Entretanto, para além do alto investimento, um dos principais ingredientes para o sucesso da educação no país báltico é o professor, que possui total autonomia no ensino. As diretrizes educacionais estão presentes no currículo, mas a sua aplicação fica, em grande parte, a critério de cada escola. Ou seja: metodologias e ambientes de sala de aula serão definidos de acordo com o plano dos professores.
“Confiamos em nossos professores para que façam essas escolhas”, afirma Aivar Hiio, do Ministério da Educação e Pesquisa da Estônia. “Muitos deles escolhem ensinar pois tem liberdade para fazer o que gostam e o que querem em sala de aula”, completa o gerente de projetos, que participou no dia 7 de junho do webinário “Como promover a tecnologia e inovação em escolas públicas?”, promovido pelo Estônia Hub com o apoio do CIEB (Centro de Inovação para a Educação Brasileira).
Outro fator de interesse é que, diferente de países como o Brasil – onde os profissionais da educação são selecionados através de concursos públicos –, os candidatos a diretores de escolas são entrevistados por um conselho formado por pais, professores e representantes do governo municipal, com a intenção de avaliar suas habilidades de educação e de gestão. Já para contratar um professor, a responsabilidade da entrevista cabe ao diretor.
Ainda, o trabalho docente vem sendo amplamente valorizado em termos salariais. A renda do professor estoniano subiu 80% nos últimos 10 anos e hoje é aproximadamente R$ 5.600 (ou 1.250 euros).
Aprendizagem ao Longo da Vida
Um dos pilares para o desenvolvimento do ensino na Estônia é o documento Lifelong Learning Strategy (Estratégia de Aprendizagem ao Longo da Vida, em tradução livre). O guia possui diretrizes e indicadores que buscam transformar a abordagem do ensino, entendendo-o como um processo contínuo e amplo que vai muito além do espaço escolar.
Um dos objetivos estratégicos versa justamente sobre o papel dos professores neste processo: de apoiar o caminho do estudante para que ele possa gerenciar seu próprio aprendizado, lidando com as mudanças em seu entorno de forma independente e assumindo a responsabilidade pelo seu próprio desenvolvimento e aprendizagem.

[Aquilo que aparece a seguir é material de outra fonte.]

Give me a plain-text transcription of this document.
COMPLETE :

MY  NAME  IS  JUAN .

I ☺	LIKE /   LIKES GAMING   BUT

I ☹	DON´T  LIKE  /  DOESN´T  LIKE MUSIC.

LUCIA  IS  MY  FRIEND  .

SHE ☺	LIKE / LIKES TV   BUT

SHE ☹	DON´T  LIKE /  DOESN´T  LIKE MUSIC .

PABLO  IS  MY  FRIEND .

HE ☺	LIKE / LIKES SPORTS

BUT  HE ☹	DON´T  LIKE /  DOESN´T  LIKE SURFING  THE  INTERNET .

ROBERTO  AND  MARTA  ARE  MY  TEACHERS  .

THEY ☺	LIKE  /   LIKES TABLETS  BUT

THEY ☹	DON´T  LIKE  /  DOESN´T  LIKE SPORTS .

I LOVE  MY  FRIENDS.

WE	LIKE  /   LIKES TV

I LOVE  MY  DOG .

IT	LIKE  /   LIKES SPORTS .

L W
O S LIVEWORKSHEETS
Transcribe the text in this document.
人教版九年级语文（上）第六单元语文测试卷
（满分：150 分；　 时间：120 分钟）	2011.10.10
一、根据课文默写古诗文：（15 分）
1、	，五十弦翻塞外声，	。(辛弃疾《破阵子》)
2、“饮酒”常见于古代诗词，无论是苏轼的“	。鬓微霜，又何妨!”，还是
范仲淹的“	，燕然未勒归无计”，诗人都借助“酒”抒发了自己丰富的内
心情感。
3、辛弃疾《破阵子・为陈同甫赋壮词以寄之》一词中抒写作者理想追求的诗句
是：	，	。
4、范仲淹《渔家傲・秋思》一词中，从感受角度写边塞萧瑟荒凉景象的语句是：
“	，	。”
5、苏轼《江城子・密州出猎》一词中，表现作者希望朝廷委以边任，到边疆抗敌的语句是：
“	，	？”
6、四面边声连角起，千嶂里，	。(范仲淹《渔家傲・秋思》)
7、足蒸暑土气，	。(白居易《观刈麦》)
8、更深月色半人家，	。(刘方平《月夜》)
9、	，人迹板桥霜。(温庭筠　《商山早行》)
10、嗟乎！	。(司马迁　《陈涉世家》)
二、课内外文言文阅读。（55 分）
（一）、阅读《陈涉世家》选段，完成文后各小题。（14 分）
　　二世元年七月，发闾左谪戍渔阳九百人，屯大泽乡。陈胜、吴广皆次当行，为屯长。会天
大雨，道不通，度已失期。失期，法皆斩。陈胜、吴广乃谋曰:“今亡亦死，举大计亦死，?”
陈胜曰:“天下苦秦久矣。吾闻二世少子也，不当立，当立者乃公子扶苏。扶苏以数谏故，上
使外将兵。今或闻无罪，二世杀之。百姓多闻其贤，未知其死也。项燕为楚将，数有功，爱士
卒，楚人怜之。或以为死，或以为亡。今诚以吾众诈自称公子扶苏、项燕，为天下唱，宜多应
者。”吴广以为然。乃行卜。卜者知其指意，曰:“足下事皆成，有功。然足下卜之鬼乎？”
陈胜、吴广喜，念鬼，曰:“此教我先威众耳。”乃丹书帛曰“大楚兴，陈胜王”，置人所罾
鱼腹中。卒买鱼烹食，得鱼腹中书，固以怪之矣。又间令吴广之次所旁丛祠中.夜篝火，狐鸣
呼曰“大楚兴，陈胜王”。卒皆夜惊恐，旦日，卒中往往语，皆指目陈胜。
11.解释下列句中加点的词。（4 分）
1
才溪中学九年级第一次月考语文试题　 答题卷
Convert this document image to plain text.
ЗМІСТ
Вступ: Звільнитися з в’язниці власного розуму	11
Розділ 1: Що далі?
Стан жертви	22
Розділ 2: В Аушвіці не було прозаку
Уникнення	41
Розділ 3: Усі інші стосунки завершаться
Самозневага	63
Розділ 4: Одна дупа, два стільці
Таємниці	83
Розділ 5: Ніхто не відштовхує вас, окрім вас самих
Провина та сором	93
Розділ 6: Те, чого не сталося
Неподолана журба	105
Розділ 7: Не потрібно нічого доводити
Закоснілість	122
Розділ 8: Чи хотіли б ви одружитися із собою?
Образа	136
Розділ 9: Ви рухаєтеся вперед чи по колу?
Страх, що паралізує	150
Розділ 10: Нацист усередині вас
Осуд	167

De acordo com Aivar Hiio, é preciso criar no estudante um sentido de propriedade sobre seu próprio caminho através de suas escolhas. “Não queremos apenas dar atividades extraclasse, mas que elas sejam escolhidas pelo aluno. Como ele aborda aquela tarefa? Como utiliza o trabalho em grupo? Para fazer isso, precisamos criar tecnologias que se sobreponham e consigam conversar umas com as outras, trocando dados sobre o que o aluno já fez para que ele possa atingir a próxima zona de desenvolvimento.”
O documento ainda prevê que os salários para docentes devem ser mais competitivos, estimulando que o trabalho como professor ou diretor seja altamente valorizado pela sociedade, como uma escolha atraente para os melhores dos melhores. “O objetivo é tornar a avaliação e remuneração de professores e dirigentes escolares proporcionais à sua qualificação profissional e à sua eficácia no desempenho do seu trabalho.